Former Soviet Leader Mikhail Gorbachev in Washington, D.C. on March 19, 2009.
Former Soviet Leader Mikhail Gorbachev in Washington, D.C. on March 19, 2009. (Stephen Voss/Redux)

Mikhail Gorbachev’s tragedy is that he outlived the thaw in the Cold War between Moscow and the US, after doing more than anyone to engineer it.

The last leader of the Soviet Union died on Tuesday at the age of 91, with Washington and the Kremlin on opposite sides of President Vladimir Putin’s hot war in Ukraine, launched in part to avenge the Soviet collapse precipitated by Gorbachev’s rule.

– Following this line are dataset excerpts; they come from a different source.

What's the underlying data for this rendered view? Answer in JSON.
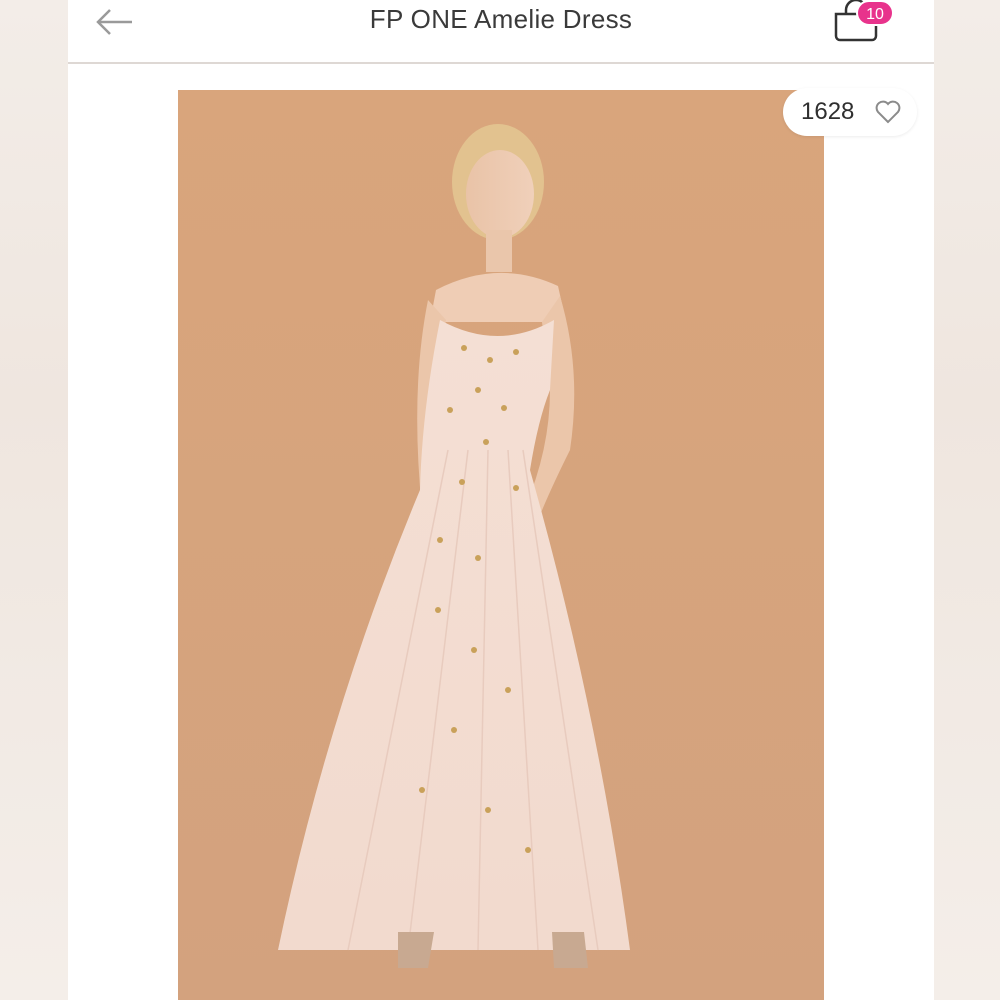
{
  "header": {
    "title": "FP ONE Amelie Dress",
    "back_icon": "arrow-left-icon",
    "cart_icon": "shopping-bag-icon",
    "cart_count": "10"
  },
  "listing": {
    "likes": "1628",
    "like_icon": "heart-outline-icon",
    "image_alt": "Model wearing blush tulle maxi dress with gold star embellishments"
  },
  "colors": {
    "accent_badge": "#e8338c",
    "photo_background": "#d6a37c",
    "dress": "#f3ddd3"
  }
}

It is hard to encapsulate what Gorbachev meant to Western publics in the 1980s, after one of the most dangerous periods of the standoff between East and West. After generations of severe, hostile, hardline and elderly Kremlin leaders, he was young, modern, and fresh — a visionary and a reformer.

Gorbachev inspired sudden hope that the nuclear showdown that haunted the world in the second half of the 20th century would not end up destroying civilization. US President Ronald Reagan and his British soulmate, Margaret Thatcher, were the most hawkish of Cold warriors. But to their credit, they realized a moment of promise — as the British Prime Minister said of the Soviet leader: “We can do business together.”

Fall of Soviet Union: After a heady series of nuclear arms control reduction talks and meetings with Western leaders, Gorbachev became a hero in the West. But it was his decision not to intervene with military force when popular rebellions erupted against Communist regimes in Warsaw Pact nations in 1989 that led to the liberation of Eastern Europe, the fall of the Iron Curtain, the end of the Cold War and the reunification of Germany.

But while he was lionized in the West, Gorbachev came to be seen as a pariah at home. It is often forgotten now that his goal wasn’t necessarily to dismantle the communist Soviet Union. In many ways, his hand was forced by decades of economic decay in the communist system and the draining impact of a nuclear arms race with the West.

But in trying to save the system, he set off forces that destroyed it. Far from heralding the “end of history” as was often said at the time, his influence caused consequences that could still be felt on the day he died, with Moscow and the West again at loggerheads in a Cold War-style chill.